A lot of mistrust around scientific institutions and “scientists” as an enigmatic group was catapulted in the years following the COVID-19 pandemic. Between April 2020 and November 2023, the amount of Americans who said they have “not too much or no confidence in scientists to act in the public’s best interests” rose 12 percent, to 27 percent in 2023.
It is also important to note that institutional skepticism, such as distrust of federal agencies, universities, and the pharmaceutical industry, is often confused with scientific skepticism. It is difficult to separate the institution from the science, because these same institutions have long been the sole dictators of which science is valued and discarded. This indivisibility becomes especially important when institutions make mistakes that jeopardize public health. President Trump has taken advantage of growing institutional skepticism to pass policies that will harm American science in the long run, such as his “Restoring Gold Standard Science” executive order. Ironically, it identifies a “reproducibility crisis” and outlines general scientific principles centered on falsifiability, transparency, and an ill-defined “objectivity.” While clearly an attempt to satisfy a distrustful public, it also omits and reverses Biden-era policies against political interference in publicizing scientific findings. It centralizes oversight over how agencies such as the CDC and NIH evaluate and release scientific data by elevating the role of political appointees in identifying “scientific misconduct.” Trump has managed to exploit the institutional distrust that COVID-19 boosted to subtly reverse responsible science policies.
If people are leaning away from falsifiability, they may gravitate instead towards unfalsifiable ideologies such as religion. Many religious people might be uncomfortable with the notion that, in attempting to prove the correctness of their religion, they must follow similar lines of reasoning to Marxism. In fact, the two ideologies are eerily similar in how they deal with conflicting arguments through catch-all clauses. But it’s worth correlating the decline in scientific thought with a rise in religious thought and positive attitudes towards religion – 59 percent of Americans present positive viewpoints on religious influence in American life, which is up across all age groups and party identities compared to 2019. While science skepticism is not synonymous with religious belief, religiosity plays a crucial role in predicting whether individuals accept or reject scientific consensus, especially regarding vaccines. Additionally, a continued upward trend in religiosity would massively reframe political discourse to include more religious influence and legitimize religious reasoning.

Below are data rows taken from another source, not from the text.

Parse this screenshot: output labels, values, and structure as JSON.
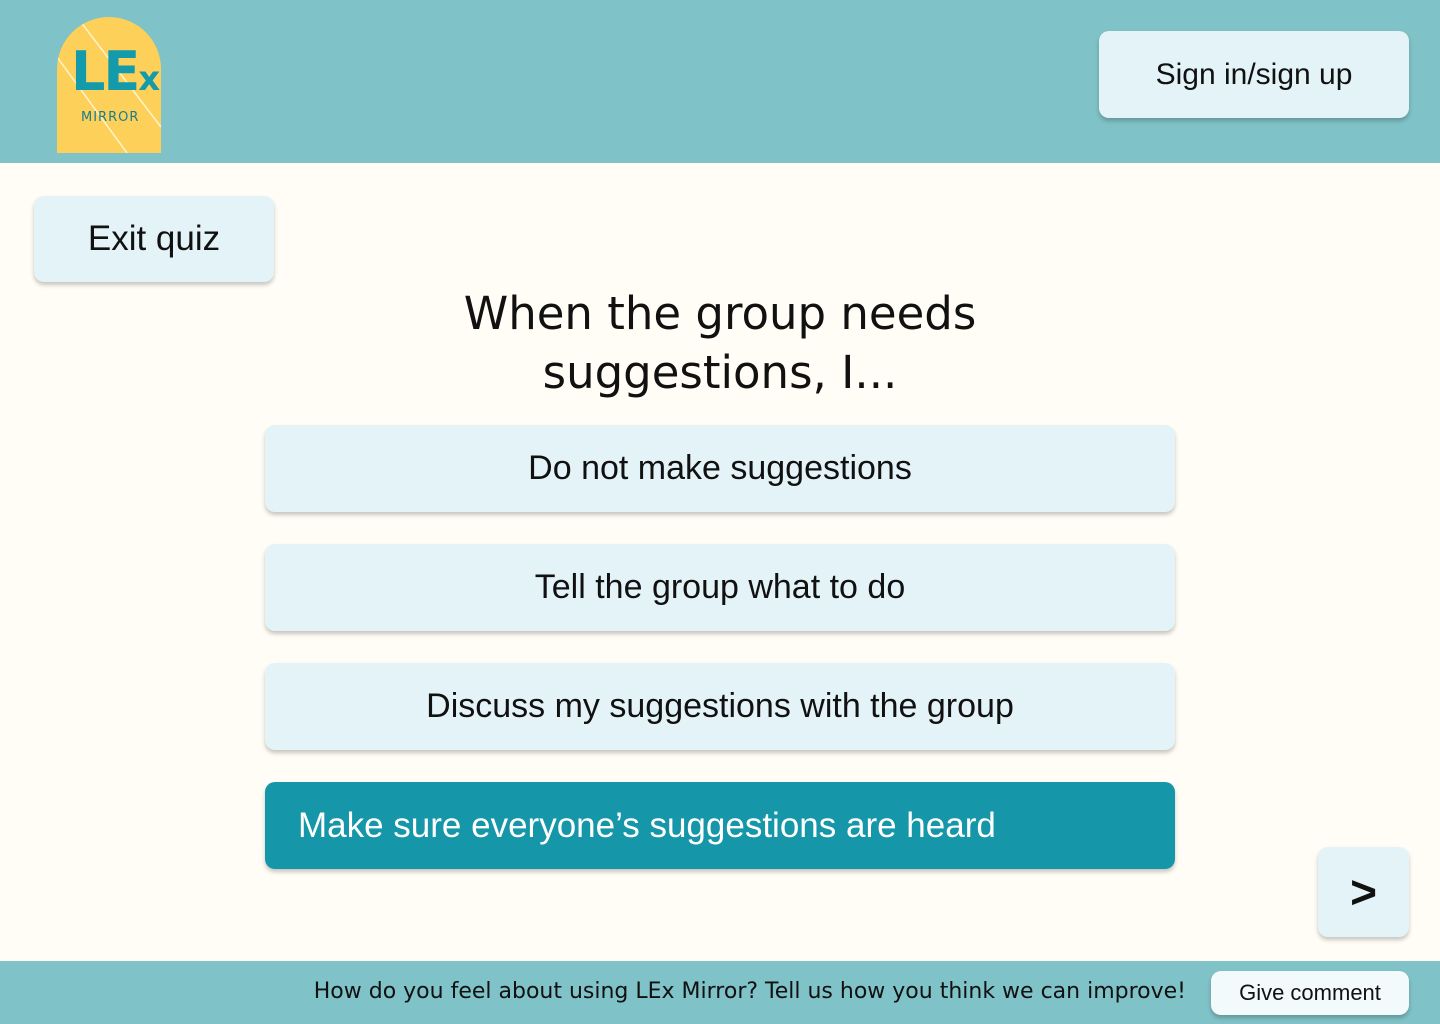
{
  "header": {
    "logo_text": "LE",
    "logo_text_x": "x",
    "logo_sub": "MIRROR",
    "signin_label": "Sign in/sign up"
  },
  "quiz": {
    "exit_label": "Exit quiz",
    "question": "When the group needs suggestions, I...",
    "options": [
      {
        "label": "Do not make suggestions",
        "selected": false
      },
      {
        "label": "Tell the group what to do",
        "selected": false
      },
      {
        "label": "Discuss my suggestions with the group",
        "selected": false
      },
      {
        "label": "Make sure everyone’s suggestions are heard",
        "selected": true
      }
    ],
    "next_label": ">"
  },
  "footer": {
    "prompt": "How do you feel about using LEx Mirror? Tell us how you think we can improve!",
    "comment_label": "Give comment"
  },
  "colors": {
    "header_bg": "#7fc2c7",
    "page_bg": "#fffdf5",
    "button_bg": "#e3f3f7",
    "selected_bg": "#1597a9",
    "logo_bg": "#fdd05a",
    "logo_text": "#139aab"
  }
}
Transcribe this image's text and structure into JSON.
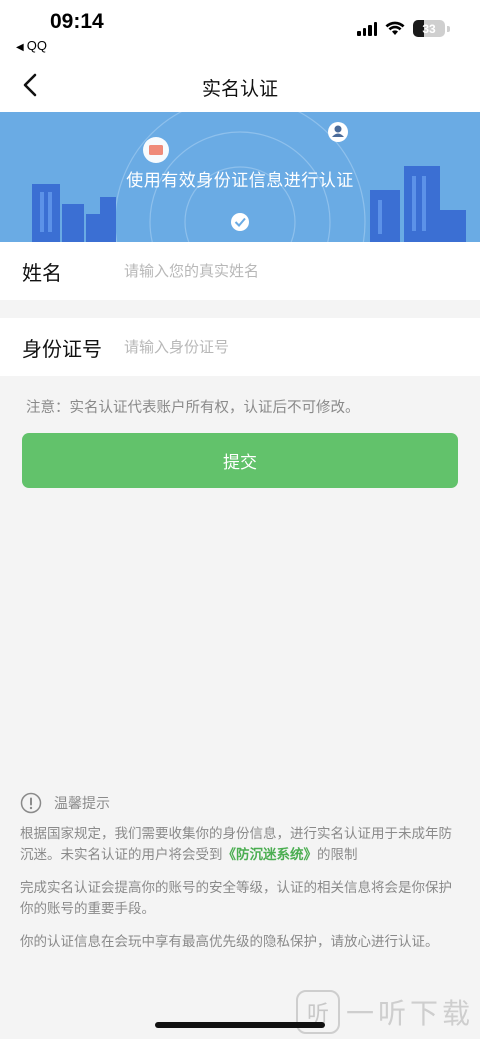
{
  "status_bar": {
    "time": "09:14",
    "back_app": "QQ",
    "battery": "33",
    "battery_level": 0.33
  },
  "nav": {
    "title": "实名认证"
  },
  "banner": {
    "text": "使用有效身份证信息进行认证",
    "color": "#6aabe4"
  },
  "form": {
    "name_label": "姓名",
    "name_placeholder": "请输入您的真实姓名",
    "name_value": "",
    "id_label": "身份证号",
    "id_placeholder": "请输入身份证号",
    "id_value": ""
  },
  "note": "注意：实名认证代表账户所有权，认证后不可修改。",
  "submit": {
    "label": "提交",
    "color": "#62c26b"
  },
  "tips": {
    "title": "温馨提示",
    "p1_before": "根据国家规定，我们需要收集你的身份信息，进行实名认证用于未成年防沉迷。未实名认证的用户将会受到",
    "p1_link": "《防沉迷系统》",
    "p1_after": "的限制",
    "p2": "完成实名认证会提高你的账号的安全等级，认证的相关信息将会是你保护你的账号的重要手段。",
    "p3": "你的认证信息在会玩中享有最高优先级的隐私保护，请放心进行认证。"
  },
  "watermark": {
    "mark": "听",
    "text": "一听下载"
  }
}
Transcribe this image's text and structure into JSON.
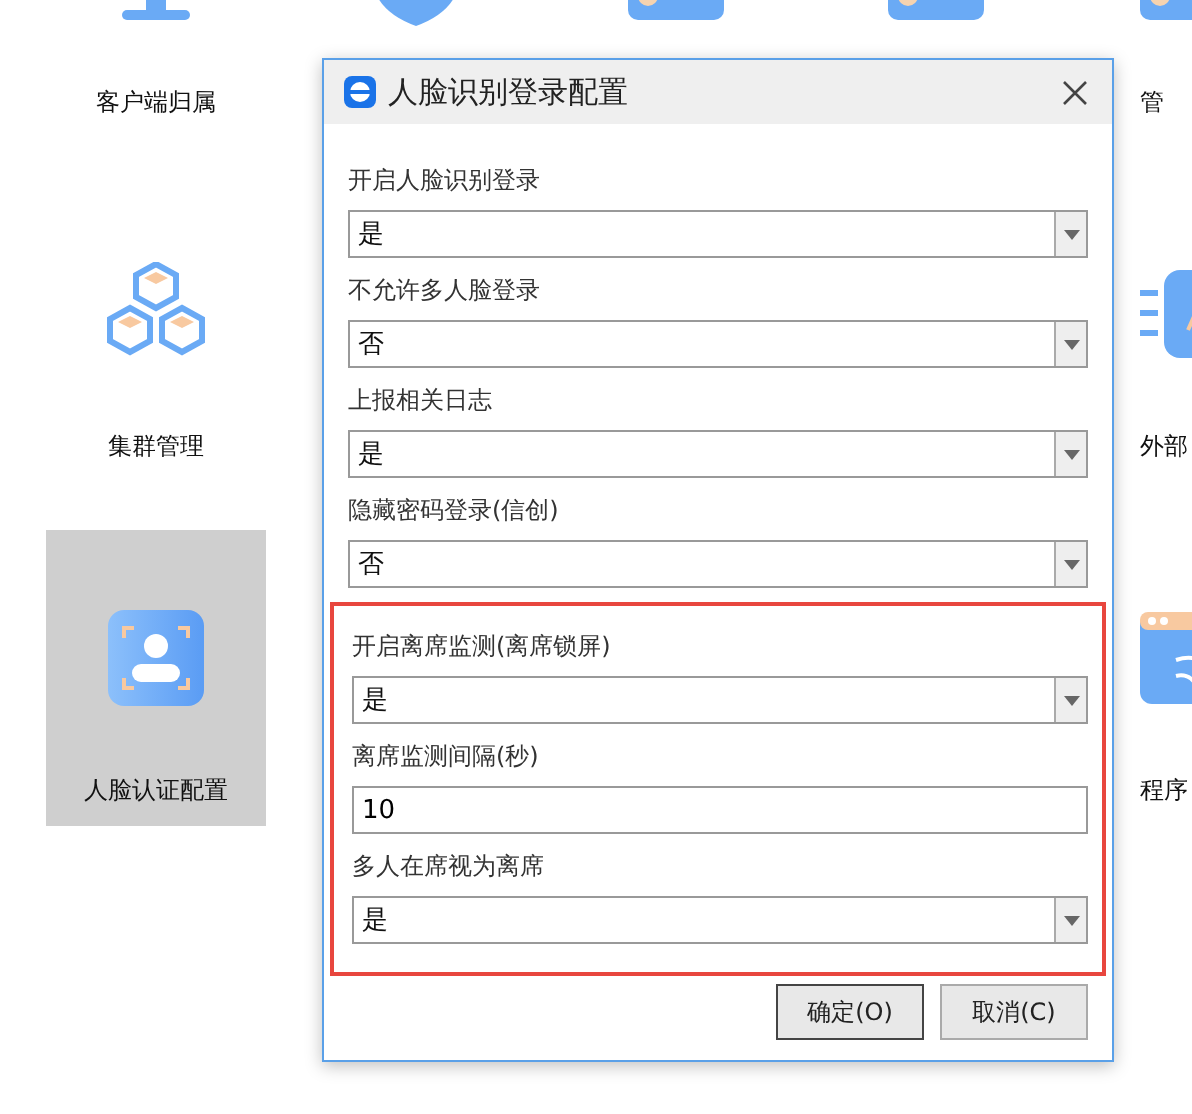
{
  "tiles": [
    {
      "label": "客户端归属",
      "selected": false
    },
    {
      "selected": false
    },
    {
      "selected": false
    },
    {
      "selected": false
    },
    {
      "label": "管",
      "selected": false
    },
    {
      "label": "集群管理",
      "selected": false
    },
    {
      "label": "外部",
      "selected": false
    },
    {
      "label": "人脸认证配置",
      "selected": true
    },
    {
      "label": "程序",
      "selected": false
    }
  ],
  "dialog": {
    "title": "人脸识别登录配置",
    "fields": [
      {
        "label": "开启人脸识别登录",
        "kind": "select",
        "value": "是"
      },
      {
        "label": "不允许多人脸登录",
        "kind": "select",
        "value": "否"
      },
      {
        "label": "上报相关日志",
        "kind": "select",
        "value": "是"
      },
      {
        "label": "隐藏密码登录(信创)",
        "kind": "select",
        "value": "否"
      }
    ],
    "highlighted_group": {
      "fields": [
        {
          "label": "开启离席监测(离席锁屏)",
          "kind": "select",
          "value": "是"
        },
        {
          "label": "离席监测间隔(秒)",
          "kind": "text",
          "value": "10"
        },
        {
          "label": "多人在席视为离席",
          "kind": "select",
          "value": "是"
        }
      ]
    },
    "buttons": [
      {
        "label": "确定(O)",
        "default": true
      },
      {
        "label": "取消(C)",
        "default": false
      }
    ]
  }
}
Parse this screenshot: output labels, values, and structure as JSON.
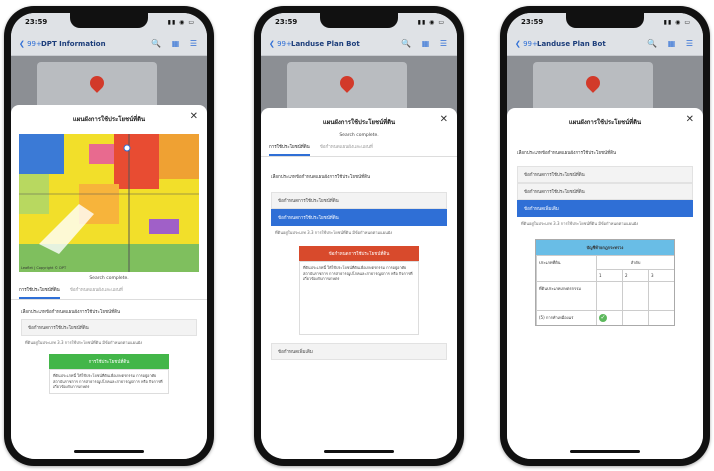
{
  "phones": [
    {
      "time": "23:59",
      "back": "99+",
      "title": "DPT Information",
      "icons": "🔍 ▦ ☰"
    },
    {
      "time": "23:59",
      "back": "99+",
      "title": "Landuse Plan Bot",
      "icons": "🔍 ▦ ☰"
    },
    {
      "time": "23:59",
      "back": "99+",
      "title": "Landuse Plan Bot",
      "icons": "🔍 ▦ ☰"
    }
  ],
  "sheet": {
    "title": "แผนผังการใช้ประโยชน์ที่ดิน",
    "search_status": "Search complete.",
    "tab_active": "การใช้ประโยชน์ที่ดิน",
    "tab_inactive": "ข้อกำหนดแผนผังและแผนที่",
    "question": "เลือกประเภทข้อกำหนดแผนผังการใช้ประโยชน์ที่ดิน",
    "row_type": "ข้อกำหนดการใช้ประโยชน์ที่ดิน",
    "row_selected": "ข้อกำหนดการใช้ประโยชน์ที่ดิน",
    "row_selected3": "ข้อกำหนดเพิ่มเติม",
    "row_bottom": "ข้อกำหนดเพิ่มเติม",
    "note": "ที่ดินอยู่ในประเภท 3.3 การใช้ประโยชน์ที่ดิน มีข้อกำหนดตามแผนผัง",
    "green_btn": "การใช้ประโยชน์ที่ดิน",
    "red_btn": "ข้อกำหนดการใช้ประโยชน์ที่ดิน",
    "para": "ที่ดินประเภทนี้ ให้ใช้ประโยชน์ที่ดินเพื่อเกษตรกรรม การอยู่อาศัย สถาบันราชการ การสาธารณูปโภคและสาธารณูปการ หรือ กิจการที่เกี่ยวข้องกับการเกษตร",
    "map_credit": "Leaflet | Copyright © DPT",
    "table_title": "บัญชีท้ายกฎกระทรวง",
    "table_col": "ลำดับ",
    "table_sub": "ประเภทที่ดิน",
    "table_nums": [
      "1",
      "2",
      "3"
    ],
    "table_row1": "ที่ดินประเภทเกษตรกรรม",
    "table_row2": "(5) การทำเหมืองแร่"
  }
}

Declining trust in science has planted the seeds for political interference and increased religiosity in the United States, changes that have the ability to tangibly affect policy and innovation in the short and long run. For example, vaccine skepticism has already caused an increase in measles and whooping cough outbreaks. On the other hand, the Trump Administration’s defunding of university research has not immediately produced significant social and economic effects because investment in the biotech industry has remained consistent compared to pre-pandemic levels. University research is usually focused on fundamental science, which is concerned with advancing knowledge rather than innovating a product. The biotech industry then applies this fundamental science, creating and improving medicine and technology. Biotech companies cannot innovate without new fundamental discoveries forever, which is when American science will begin to lag.
But there is a large and realistic opportunity for change, before things become more dire. Even back in 2024, public trust was beginning to creep back up, although it remained lower than pre-pandemic levels. Projects to bridge the gap between scientific institutions and the public, familiarize people with the scientific process, distance science from political interference, and confront misuse or misrepresentation of data may help to bolster this upward trend.